Une note publiée par
l’Institut des politiques publiques assure que la mesure instaurée en 2007 a eu
« des effets dissuasifs détectables limités ».
Les peines planchers
inutiles ? Une étude de l’Institut des politiques publiques (IPP) publiée
ce 19 mars vient confirmer les réserves au sujet de ce type de peine, en place
entre 2007 et 2014 en France. Pour établir sa note, l’IPP a utilisé les
informations du casier judiciaire national, alimenté par le ministère de la
Justice.
Dans la publication
des résultats de l’étude, l’Institut des politiques publiques
pointe « des effets dissuasifs détectables limités ». Car si
la loi sur les peines planchers, promulguée le 10 août 2007, a conduit à une
augmentation des sanctions à l’encontre des récidivistes, avec un
quasi-doublement de la durée moyenne des peines (ferme et sursis) après
l’entrée en vigueur du texte, le nombre de délits commis par les récidivistes a
stagné la première année de mise en œuvre du dispositif, avec en moyenne 2000
délits par mois, quand dans le même temps le nombre de délits commis par des
primo-délinquants ou des réitérants n’a lui non plus pas évolué. « Des
analyses statistiques plus poussées aboutissent à la même conclusion d’une
absence d’effet dissuasif de la réforme à court terme », précise
l’Institut des politiques publiques.
Pour mieux mesurer l’effet de
la réforme sur les auteurs de plusieurs infractions, l’IPP s’est concentré sur
les réitérants et les récidivistes ayant commis des délits juste avant et juste
après l’instauration de la loi. L’institut a pu ainsi constater que le profil
des délinquants (âge, type d’infractions, genre, etc.) est identique avant et
après la mise en œuvre de la loi, alors même que les peines prononcées par la
justice ont fortement augmenté pour les récidivistes.

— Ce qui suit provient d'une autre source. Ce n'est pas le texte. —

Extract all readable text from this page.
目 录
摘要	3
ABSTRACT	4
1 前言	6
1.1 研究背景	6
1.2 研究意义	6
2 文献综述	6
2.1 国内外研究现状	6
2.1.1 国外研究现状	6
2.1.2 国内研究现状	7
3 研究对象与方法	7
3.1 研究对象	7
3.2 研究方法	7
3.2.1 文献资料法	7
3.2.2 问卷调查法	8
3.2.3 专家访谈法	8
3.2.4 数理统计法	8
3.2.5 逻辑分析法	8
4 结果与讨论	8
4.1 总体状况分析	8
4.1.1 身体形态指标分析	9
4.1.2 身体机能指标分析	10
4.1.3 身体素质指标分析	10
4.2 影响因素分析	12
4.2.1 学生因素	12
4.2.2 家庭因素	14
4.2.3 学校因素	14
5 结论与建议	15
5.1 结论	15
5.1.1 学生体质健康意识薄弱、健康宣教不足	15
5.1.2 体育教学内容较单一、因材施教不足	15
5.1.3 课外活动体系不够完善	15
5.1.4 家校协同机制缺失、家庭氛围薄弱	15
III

13% de délits ciblés par la
loi en moins, mais autant de délits non ciblés
L’Institut des politiques
publiques s’est ensuite penché sur l’évolution des délinquants à leur sortie de
prison pour observer plus précisément la force de dissuasion de la réforme, en séparant
deux types de personnes : ceux ayant commis un délit identique aux
infractions précédentes et pouvant permettre une application des peines
planchers, et ceux ayant commis un délit différent. « Si tous les types
de délits commis à la sortie évoluent pour les récidivistes condamnés plus
sévèrement, on pourra conclure à un effet général d’avoir passé plus de temps
en prison. Si, en revanche, on observe que seuls les délits passibles de tomber
sous le coup de la loi diminuent, on pourra en conclure que les personnes
condamnées dans le cadre des peines planchers ont compris la réforme et
s’adaptent au texte », explique l’IPP.
Et les chiffres montrent que
la deuxième hypothèse se révèle vraie. Les personnes condamnées en état de
récidive pour un délit perpétré après la loi ont en effet commis, dans les
quatre ans après leur sortie de prison, 13 % de délits ciblés par la loi en
moins. Pour ces mêmes personnes, le nombre de nouveaux délits non ciblés par la
loi n’a en revanche presque pas eu de variation. Une évolution cohérente avec
l’idée d’un apprentissage de la réforme, selon l’institut : « On
n’observe pas de baisse généralisée de la délinquance des récidivistes ayant
été lourdement condamnés, mais une diminution circonscrite adaptée au périmètre
de la réforme. » Une adaptation qui ne génère pas une baisse global de
leur délinquance, assure l’étude.
L’IPP nuance néanmoins cette
conclusion en supposant que, dans la durée, les personnes ayant eu à subir des
peines plus sévères auraient pu par bouche-à-oreille témoigner de la sévérité
de leur peine, et ainsi sensibiliser la population. « Si tel a été le
cas, la loi pourrait avoir eu des effets réels à moyen terme (quoique
d’amplitude modeste) malgré une absence d’effet de court terme. »
Une hausse du nombre de
personnes détenues
Conséquence logique d’une
hausse des peines couplée à un trop faible effet dissuasif, la place que
prennent les responsables de délits commis en récidive dans le nombre total
d’années de prison ferme des détenus a explosé, passant de 10 % à 30 % entre
2007 et 2014. Donnée intrigante : cet effet est toujours visible en 2016 –
dernière année analysée par l’étude –, malgré l’abrogation de la loi deux ans
plus tôt.
La loi aurait donc abouti à
une délinquance qui se serait simplement habituée à la loi, et à un monde
judiciaire qui a lui aussi pris le pli de cette loi, en continuant d’infliger
de grosses peines, menant à une surcharge des prisons.
Selon l’Institut des
politiques publiques, la mise en œuvre de cette loi aurait coûté au moins 146
millions d’euros par an, soit un milliard d'euros au total sur toute la durée d'effectivité de la loi.